ISLAMABAD - Pakistan Tehrik-e-Insaf (PTI) will not become part of any alliance with former military ruler Pervez Musharraf’s proposed Muttahida Muslim League or the Pakistan Awami Tehrik (PAT) to launch an anti-government campaign in the coming weeks as the party believes the demand for a national government is “unconstitutional”.

“We are for the rule of law. We cannot support a campaign of those whose demands are unconstitutional. The formation of a national government is not in our constitution”, senior PTI leader Arif Alvi said while talking to The Nation here on Tuesday.

He added, “We will go solo. We are not forming any alliance with anyone. There can be talks with PAT but there is no question of joining hands with Musharraf”.

The PTI leader said Musharraf had a long tenure as a ruler but could not give anything to Pakistan. “We are surprised he wants to be at the helm again. Why he could not bring the change when he was all powerful”, Alvi questioned.

They PTI leader said Musharraf destroyed the institutions during his unconstitutional rule and is now promising to strengthen the pillars of the state through democracy.

“If he was so interested to contest elections, why did he go for a coup. He should have waited and gone through the constitutional way. Maybe we would also have supported such a person. But a man who was a dictator in the recent past, cannot expect our support”, he remarked.

Alvi said Musharraf made commitments with the US that have made Pakistan a salve of the West. “We are still paying for his decisions”, he opined.

When reminded that PAT chief Tahirul Qadri used to call PTI’s supporters as cousins of his party workers, Alvi said, “We cannot rule out talks with Qadri though we have our own views on certain issues.
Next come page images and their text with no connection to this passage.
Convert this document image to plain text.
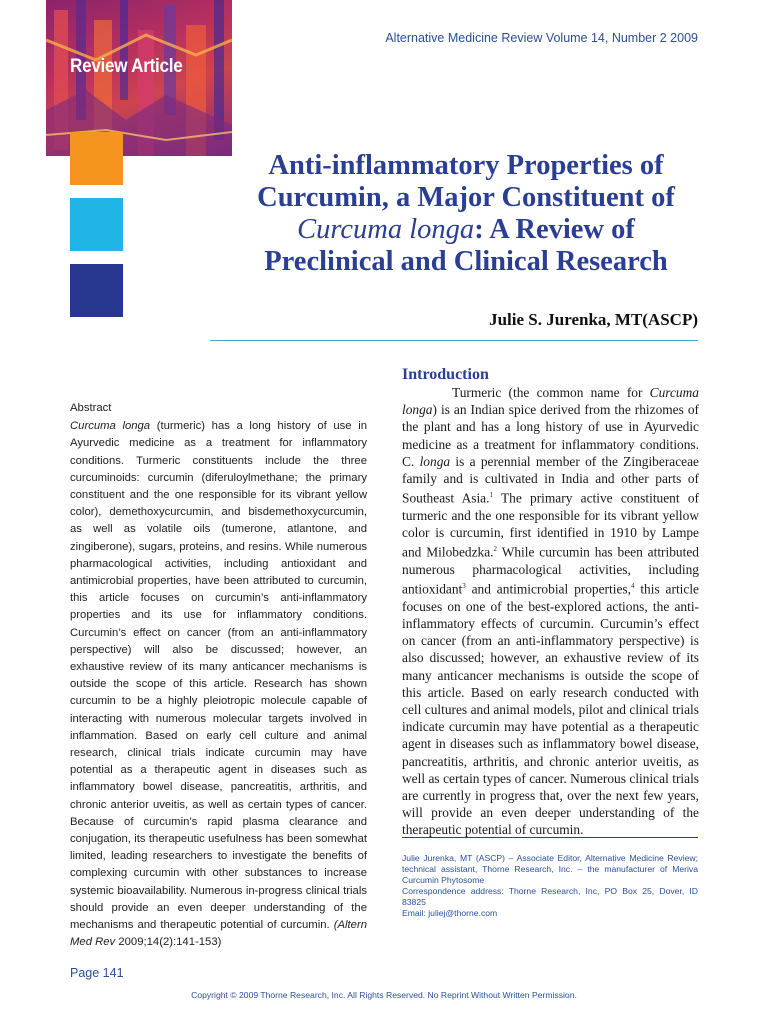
Review Article
Alternative Medicine Review Volume 14, Number 2 2009
Anti-inflammatory Properties of Curcumin, a Major Constituent of Curcuma longa: A Review of Preclinical and Clinical Research
Julie S. Jurenka, MT(ASCP)
Abstract
Curcuma longa (turmeric) has a long history of use in Ayurvedic medicine as a treatment for inflammatory conditions. Turmeric constituents include the three curcuminoids: curcumin (diferuloylmethane; the primary constituent and the one responsible for its vibrant yellow color), demethoxycurcumin, and bisdemethoxycurcumin, as well as volatile oils (tumerone, atlantone, and zingiberone), sugars, proteins, and resins. While numerous pharmacological activities, including antioxidant and antimicrobial properties, have been attributed to curcumin, this article focuses on curcumin’s anti-inflammatory properties and its use for inflammatory conditions. Curcumin’s effect on cancer (from an anti-inflammatory perspective) will also be discussed; however, an exhaustive review of its many anticancer mechanisms is outside the scope of this article. Research has shown curcumin to be a highly pleiotropic molecule capable of interacting with numerous molecular targets involved in inflammation. Based on early cell culture and animal research, clinical trials indicate curcumin may have potential as a therapeutic agent in diseases such as inflammatory bowel disease, pancreatitis, arthritis, and chronic anterior uveitis, as well as certain types of cancer. Because of curcumin’s rapid plasma clearance and conjugation, its therapeutic usefulness has been somewhat limited, leading researchers to investigate the benefits of complexing curcumin with other substances to increase systemic bioavailability. Numerous in-progress clinical trials should provide an even deeper understanding of the mechanisms and therapeutic potential of curcumin. (Altern Med Rev 2009;14(2):141-153)
Introduction

Turmeric (the common name for Curcuma longa) is an Indian spice derived from the rhizomes of the plant and has a long history of use in Ayurvedic medicine as a treatment for inflammatory conditions. C. longa is a perennial member of the Zingiberaceae family and is cultivated in India and other parts of Southeast Asia.$^1$ The primary active constituent of turmeric and the one responsible for its vibrant yellow color is curcumin, first identified in 1910 by Lampe and Milobedzka.$^2$ While curcumin has been attributed numerous pharmacological activities, including antioxidant$^3$ and antimicrobial properties,$^4$ this article focuses on one of the best-explored actions, the anti-inflammatory effects of curcumin. Curcumin’s effect on cancer (from an anti-inflammatory perspective) is also discussed; however, an exhaustive review of its many anticancer mechanisms is outside the scope of this article. Based on early research conducted with cell cultures and animal models, pilot and clinical trials indicate curcumin may have potential as a therapeutic agent in diseases such as inflammatory bowel disease, pancreatitis, arthritis, and chronic anterior uveitis, as well as certain types of cancer. Numerous clinical trials are currently in progress that, over the next few years, will provide an even deeper understanding of the therapeutic potential of curcumin.

Julie Jurenka, MT (ASCP) – Associate Editor, Alternative Medicine Review; technical assistant, Thorne Research, Inc. – the manufacturer of Meriva Curcumin Phytosome
Correspondence address: Thorne Research, Inc, PO Box 25, Dover, ID 83825
Email: juliej@thorne.com
Page 141
Copyright © 2009 Thorne Research, Inc. All Rights Reserved. No Reprint Without Written Permission.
But if he joins hands with Musharraf, then we cannot move together”.

He said the PTI condemns the Model Town carnage and demands of the government to take action. “This does not mean, we have an automatic alliance with the PAT. This is because we want rule of law”, he explained.

Asked if his party was in talks for alliance with other parties, Alvi said, “At this time we are not in contact on this topic with any party. But we can definitely discuss alliance in future with the like-minded parties”.

The PTI and the PAT had supported each other during the last year’s sit-in against the government seeking fresh polls. In the later stages of the marathon sit-in, however, the two developed differences and Qadri called off the sit-in mid-way in October 2014.

Before the formation of the alliance, Musharraf plans to unite various factions of the Muslim League under his leadership. His All Pakistan Muslim League (APML), PML (Functional), PML (Quaid-e-Azam) and some smaller factions are in talks to finalise the merger of the Leagues after the Eid - expected on July 18.

PAT President Raeeq Ahmed Abbasi told The Nation that his party shares views on various issues with the PTI. “We can discuss alliance with any party and PTI is no exception”, he said.

Abbasi said the PAT was now in talks with Musharraf for the alliance and can expect the PTI to join hands too. “But they are an independent party and take their own decisions. We want a grand opposition alliance that can force the government to accept our demands”.

He said the constitution does not say that a national government cannot be formed, “so we will not violate the constitution if we form a government that can bring reforms and clear the way for transparent elections”.

“As we have repeatedly said holding elections under this system will not bring any change. The same old people will return to the assemblies. We want the middle and literate class to come up. For this we need a national government that can carry reforms and then hold elections and allow the people to elect clean people”.